Uriah bate no meu ombro, e eu tento esquecer o olhar que Christina me deu. Talvez ela esteja certa; eu já me provei hoje. Não quero ser gananciosa; não quero ser como Eric, assustada com a força das outras pessoas.

Os gritos de triunfo são contagiantes, e eu levanto a minha voz para participar, correndo em direção aos meus colegas de time. Christina segura a bandeira para cima, e todos se aglomeram ao seu redor, agarrando seu braço para levantar a bandeira ainda mais alto. Eu não posso alcançá-la. Então fico de lado, sorrindo.

Uma mão toca meu ombro.

 Bom trabalho  Quatro diz baixinho.

+ + +


 Eu não acredito que perdi isso!  Will diz novamente, balançando a cabeça.
O vento vindo do vão da porta do trem joga seu cabelo para todas as direções.

 Você estava desempenhando o papel muito importante de ficar fora do caminho  diz Christina, radiante.
Al resmunga:

 Por que eu tinha que ficar no outro time?
 Porque a vida não é justa, Albert. E o mundo está conspirando contra você  Will responde.
 Ei, eu posso ver a bandeira novamente?
Peter, Molly e Drew sentam entre os membros no canto. Seus peitos e costas estão salpicados com tinta azul e rosa, e eles parecem abatidos. Eles falam baixo, jogando olhares para o resto de nós, especialmente Christina.

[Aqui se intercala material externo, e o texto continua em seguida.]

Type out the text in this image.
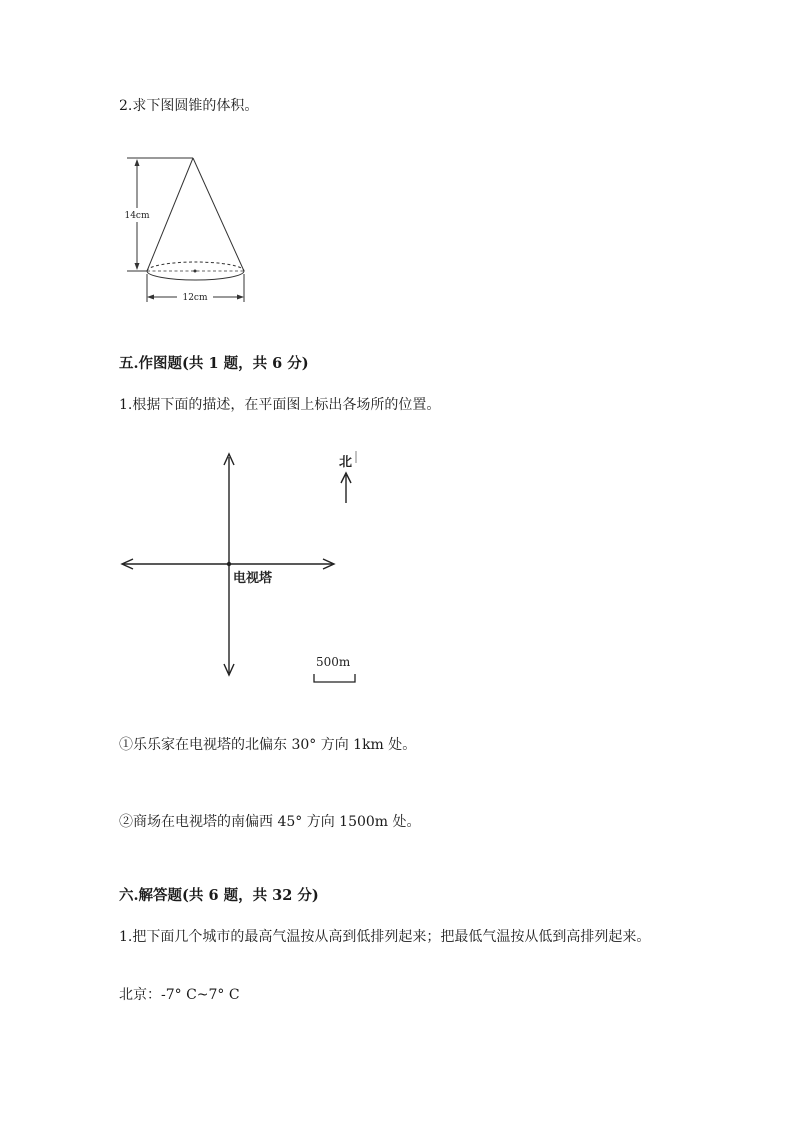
2.求下图圆锥的体积。
14cm
12cm
五.作图题(共 1 题，共 6 分)
1.根据下面的描述，在平面图上标出各场所的位置。
电视塔
北
500m
①乐乐家在电视塔的北偏东 30° 方向 1km 处。
②商场在电视塔的南偏西 45° 方向 1500m 处。
六.解答题(共 6 题，共 32 分)
1.把下面几个城市的最高气温按从高到低排列起来；把最低气温按从低到高排列起来。
北京：-7° C~7° C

Esse é o benefício de não segurar a bandeira agora – eu não sou o alvo de ninguém. Ou pelo menos, não mais do que o usual.

 Então você escalou a roda-gigante, hein  diz Uriah.
Ele tropeça através do carro e se senta perto de mim. Marlene, a garota com o sorriso paquerador, o segue.

 Sim — respondo.
 Muito esperto de você. Esperto como... Erudição  Marlene diz.  Eu sou Marlene.
 Tris  eu falo.
Em casa, ser comparada com um Erudito seria um insulto, mas ela diz como um elogio.

 Sim, eu sei quem você é. O primeiro a pular costuma ficar na sua cabeça.
Faz anos desde que pulei de um prédio com o meu uniforme de Abnegação; faz anos.

Uriah pega uma das bolinhas de tinta de sua arma e a espreme entre seu polegar e dedo indicador. O trem guina para a esquerda e Uriah cai em cima de mim, seus dedos beliscando a bolinha até que um fluxo de tinta rosa malcheirosa pulveriza meu rosto.

Marlene cai em risadas. Eu limpo parte da tinta no meu rosto, lentamente, e então esfrego na bochecha dele. O cheiro de óleo de peixe flui através do trem.

 Eca!  ele aperta a bola para mim novamente, mas a abertura está do ângulo errado e ele espirra tinta em sua boca ao invés. Ele tosse e faz um som exagerado de risadas.
Eu limpo meu rosto com a manga. Estou rindo tanto que meu estômago dói.

Se toda a minha vida fosse assim, altas risadas, ações ousadas e o tipo de exaustão depois de um dia difícil mas gratificante, eu ficarei contente. Conforme Uriah raspa sua língua com as pontas dos dedos, percebo que tudo o que tenho que fazer é passar pela iniciação, e então essa vida será minha.